Monday, May. 29, 1950
Point Comfort
"This is one of the happiest days of my life," trilled Grocer Billy Brown of Whitby, Yorkshire, as he hung the Union Jack outside his shop. "I'm sick of points. With me, it's been nothing but scissors, scissors, scissors for years."
During 8 1/2 years, to be exact, Grocer Brown and his fellow food merchants in Britain had snipped their scissors at some 68 billion pesky, elusive food coupons in the ration books of Britain's housewives, stored them in little tins to send to the Food Ministry at the end of each month. Each year they had filled out 20 million official forms. At 5:02 p.m. one day last week the Ministry called a halt to the point system. Formerly, a housewife had to decide how to divide her points between canned fish and fruit, molasses, rice, jellies, mincemeat and other delicacies. "Thank heaven," gasped one housewife, "I don't have to toss up between a tin of salmon and a tin of syrup any more. What a relief!"
The end of points meant not only an end of coupon headaches but a saving for the Ministry itself, which had employed more than 1,000 clerks to keep track of the points. The change did not, however, mean the end of all rationing. Such basic foods as meat, fats, bacon, cheese, tea, sugar and sweets were still rationed. The fair distribution of everything else was up to the food sellers.

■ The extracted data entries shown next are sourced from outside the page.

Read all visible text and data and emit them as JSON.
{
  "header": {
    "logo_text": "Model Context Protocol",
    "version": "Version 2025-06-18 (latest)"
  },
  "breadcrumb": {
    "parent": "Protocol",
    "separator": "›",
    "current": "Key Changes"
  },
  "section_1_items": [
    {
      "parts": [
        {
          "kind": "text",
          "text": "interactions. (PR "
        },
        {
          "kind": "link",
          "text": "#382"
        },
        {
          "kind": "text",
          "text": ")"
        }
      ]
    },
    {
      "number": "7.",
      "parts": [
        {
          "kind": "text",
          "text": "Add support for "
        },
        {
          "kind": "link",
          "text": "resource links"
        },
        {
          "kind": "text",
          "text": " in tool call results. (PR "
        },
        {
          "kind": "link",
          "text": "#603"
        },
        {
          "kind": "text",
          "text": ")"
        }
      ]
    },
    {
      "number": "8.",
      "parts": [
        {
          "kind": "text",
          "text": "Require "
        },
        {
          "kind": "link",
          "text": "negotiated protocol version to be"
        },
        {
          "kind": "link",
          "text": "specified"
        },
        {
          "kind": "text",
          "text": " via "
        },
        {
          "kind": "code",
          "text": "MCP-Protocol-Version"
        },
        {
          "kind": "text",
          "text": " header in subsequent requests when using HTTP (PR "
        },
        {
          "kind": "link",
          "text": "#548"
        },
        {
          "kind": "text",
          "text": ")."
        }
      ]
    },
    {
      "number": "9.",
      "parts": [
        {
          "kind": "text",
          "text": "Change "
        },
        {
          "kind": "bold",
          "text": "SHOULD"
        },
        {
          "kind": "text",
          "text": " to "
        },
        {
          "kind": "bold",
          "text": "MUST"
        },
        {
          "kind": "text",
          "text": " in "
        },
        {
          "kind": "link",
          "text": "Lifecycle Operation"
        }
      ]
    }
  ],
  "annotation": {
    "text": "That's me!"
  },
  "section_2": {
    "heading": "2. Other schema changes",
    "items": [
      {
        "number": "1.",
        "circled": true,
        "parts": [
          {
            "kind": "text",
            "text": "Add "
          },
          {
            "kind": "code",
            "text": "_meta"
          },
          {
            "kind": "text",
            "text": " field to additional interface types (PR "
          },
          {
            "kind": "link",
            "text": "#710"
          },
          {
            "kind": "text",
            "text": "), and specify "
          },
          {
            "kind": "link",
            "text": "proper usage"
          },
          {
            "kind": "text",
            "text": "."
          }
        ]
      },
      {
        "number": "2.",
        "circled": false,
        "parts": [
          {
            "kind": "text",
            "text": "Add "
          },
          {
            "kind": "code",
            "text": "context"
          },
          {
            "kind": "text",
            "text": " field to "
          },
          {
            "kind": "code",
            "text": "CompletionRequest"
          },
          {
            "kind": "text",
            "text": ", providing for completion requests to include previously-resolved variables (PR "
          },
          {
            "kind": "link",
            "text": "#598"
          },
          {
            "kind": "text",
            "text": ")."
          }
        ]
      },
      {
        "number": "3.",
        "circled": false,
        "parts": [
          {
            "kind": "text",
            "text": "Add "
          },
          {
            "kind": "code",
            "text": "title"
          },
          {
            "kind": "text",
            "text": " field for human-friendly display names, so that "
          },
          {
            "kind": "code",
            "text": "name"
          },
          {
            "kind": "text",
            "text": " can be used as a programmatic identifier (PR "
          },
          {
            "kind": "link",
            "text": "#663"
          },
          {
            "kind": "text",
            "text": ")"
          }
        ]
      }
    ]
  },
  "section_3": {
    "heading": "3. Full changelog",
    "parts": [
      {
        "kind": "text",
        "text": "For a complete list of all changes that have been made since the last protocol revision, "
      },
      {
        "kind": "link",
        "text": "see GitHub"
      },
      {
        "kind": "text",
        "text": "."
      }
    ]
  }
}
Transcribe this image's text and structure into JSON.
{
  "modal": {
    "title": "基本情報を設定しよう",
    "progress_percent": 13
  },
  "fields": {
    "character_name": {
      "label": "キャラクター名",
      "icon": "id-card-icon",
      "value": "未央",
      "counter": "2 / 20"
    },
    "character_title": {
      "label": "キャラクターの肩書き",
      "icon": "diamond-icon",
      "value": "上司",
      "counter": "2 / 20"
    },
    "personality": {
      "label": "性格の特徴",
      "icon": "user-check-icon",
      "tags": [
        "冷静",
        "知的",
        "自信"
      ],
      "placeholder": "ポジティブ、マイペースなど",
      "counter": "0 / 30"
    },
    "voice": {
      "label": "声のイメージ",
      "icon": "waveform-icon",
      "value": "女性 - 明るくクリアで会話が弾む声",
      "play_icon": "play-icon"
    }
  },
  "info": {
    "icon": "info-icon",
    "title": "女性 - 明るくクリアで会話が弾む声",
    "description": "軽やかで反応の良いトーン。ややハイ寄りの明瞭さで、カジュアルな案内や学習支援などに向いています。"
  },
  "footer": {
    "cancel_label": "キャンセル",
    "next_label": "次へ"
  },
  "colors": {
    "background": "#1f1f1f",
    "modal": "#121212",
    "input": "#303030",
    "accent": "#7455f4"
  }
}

"It's hectic now," said President George Mean of the Brighton and District Grocers Association, as Britain's housewives swooped down on the precious jellies and biscuits in a first frenzy of point-freedom, "but everything will settle down very soon."
There was only one cloud to mar the horizon. The tea ration, announced Food Minister Maurice Webb, would soon be cut from 2 1/2 to two ounces a week.